IRSがウクライナ法執行当局に違法仮想通貨追跡の訓練を提供
IRS(米国内国歳入庁)は、ロシア企業や億万長者による違法仮想通貨取引の摘発支援のため、ウクライナの法執行当局に上級訓練を提供したと報じられていることが明らかになった。
WSJ(ウォール・ストリート・ジャーナル)紙は、IRSがウクライナに対し、仮想通貨取引と現実世界のビジネスを結びつける仮想通貨調査プログラム「チャイナリシス・リアクター(Chinalysis Reactor)」の使用を許可したと報じたとのこと。
専門家によると、ロシアはデジタル資産を用いて欧米からの制裁を回避したり、ウクライナでの戦争関連活動に資金提供する可能性があり、これらに対処するために協力している。USDT(米国財務省)は以前、ウクライナ兵に対する残虐行為を担当したロシアの準軍事組織タスクフォース・ルシチ(Task Force Rusich)に関連する、5つの仮想通貨アドレスに制裁を課しており、ロシアへの違法仮想通貨取引に目を光らせている。

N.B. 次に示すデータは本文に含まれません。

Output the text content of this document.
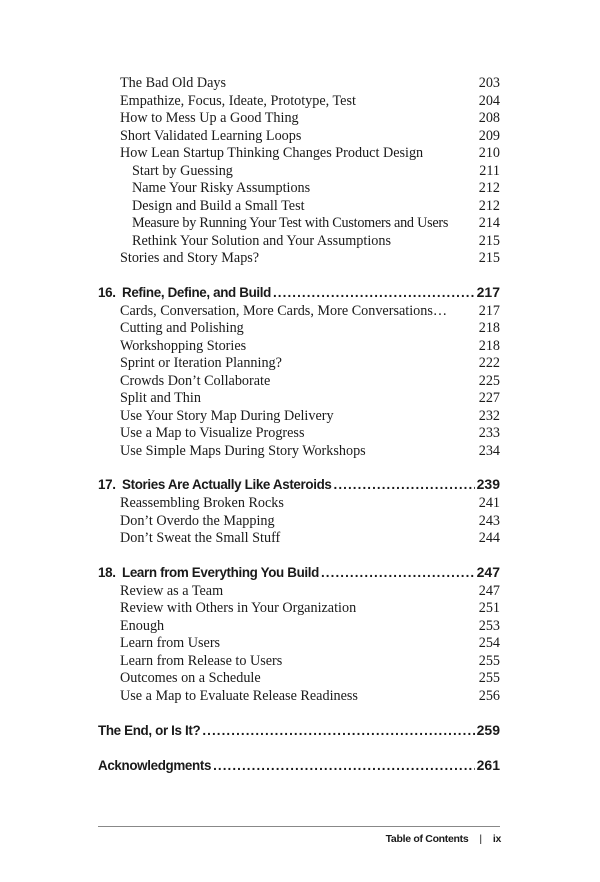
The Bad Old Days	203
Empathize, Focus, Ideate, Prototype, Test	204
How to Mess Up a Good Thing	208
Short Validated Learning Loops	209
How Lean Startup Thinking Changes Product Design	210
Start by Guessing	211
Name Your Risky Assumptions	212
Design and Build a Small Test	212
Measure by Running Your Test with Customers and Users 214
Rethink Your Solution and Your Assumptions	215
Stories and Story Maps?	215
16. Refine, Define, and Build .....	217
Cards, Conversation, More Cards, More Conversations… 217
Cutting and Polishing	218
Workshopping Stories	218
Sprint or Iteration Planning?	222
Crowds Don’t Collaborate	225
Split and Thin	227
Use Your Story Map During Delivery	232
Use a Map to Visualize Progress	233
Use Simple Maps During Story Workshops	234
17. Stories Are Actually Like Asteroids .....	239
Reassembling Broken Rocks	241
Don’t Overdo the Mapping	243
Don’t Sweat the Small Stuff	244
18. Learn from Everything You Build .....	247
Review as a Team	247
Review with Others in Your Organization	251
Enough	253
Learn from Users	254
Learn from Release to Users	255
Outcomes on a Schedule	255
Use a Map to Evaluate Release Readiness	256
The End, or Is It? .....	259
Acknowledgments .....	261
Table of Contents | ix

ウクライナ調査官は、DOJ(米国司法省)から対面でのトレーニングも受けており、ロシアとの経済的対立において有利になる可能性があり、ウクライナ経済安全保障局局長代理のエドゥアルド・フェドロフ(Eduard Fedorov)氏は次のように指摘している。
ウクライナは戦場でも経済面でも侵略国家に抵抗しています。ウクライナ当局のもう一つの優先事項は、ロシアの仮想通貨資金調達活動を阻止することです。ウクライナ国家警察のサイバー部門長であるユリ・ヴィホデッツ(Yurii Vykhodets)氏は、ロシアは制裁を回避し、戦争関連品を購入するための資金調達のためにビットコインを頻繁に採用している。
政府機関や著名人は仮想通貨企業がロシアと関わることを警戒
ロシアが2022年2月にウクライナに侵攻して以降、国土面積で世界最大の同国は、米国、EU(欧州連合)、オーストラリアなどの国々から重い制裁を受けている。
これらの制裁は、ロシアによる侵略を抑制し、その軍事力を低下させることを目的としている。また、政府機関や著名人も制裁を受けたオリガルヒや組織がデジタル通貨を使って処罰を免れたり、戦争関連の活動資金を調達したりする可能性があるため、仮想通貨企業がロシアと関わることを警戒している。実際、欧州中央銀行のクリスティーヌ・ラガルド(Christine Lagarde)総裁は、ロシアと取引する事業体は監視の強化に直面する可能性があると警告。IMF(国際通貨基金)は、規制を回避するためにビットコインやアルトコインをマイニングするよう助言した。
2022年、USDTは5つのビットコインアドレスを制裁ブラックリストに追加したが、いずれもウクライナとの戦闘や残虐行為を担当するネオナチ準軍事集団、タスク・フォース・ルジッチに関連している。
結論として、IRSによるウクライナの法執行当局への高度な訓練とChinalysis Reactorの使用は、ロシアの違法仮想通貨取引の摘発に役立つと考えられており、米国とウクライナの連携は、ロシアとの経済的対立において有利に働く可能性がある。ウクライナ当局は、ウクライナの戦争関連活動の資金源となりうるロシアの仮想通貨資金調達活動を阻止することを目的としており、ロシアの侵略を抑制するためにロシアに重い制裁を課しており、政府機関や著名人は、仮想通貨会社がロシアと関わることを警戒している。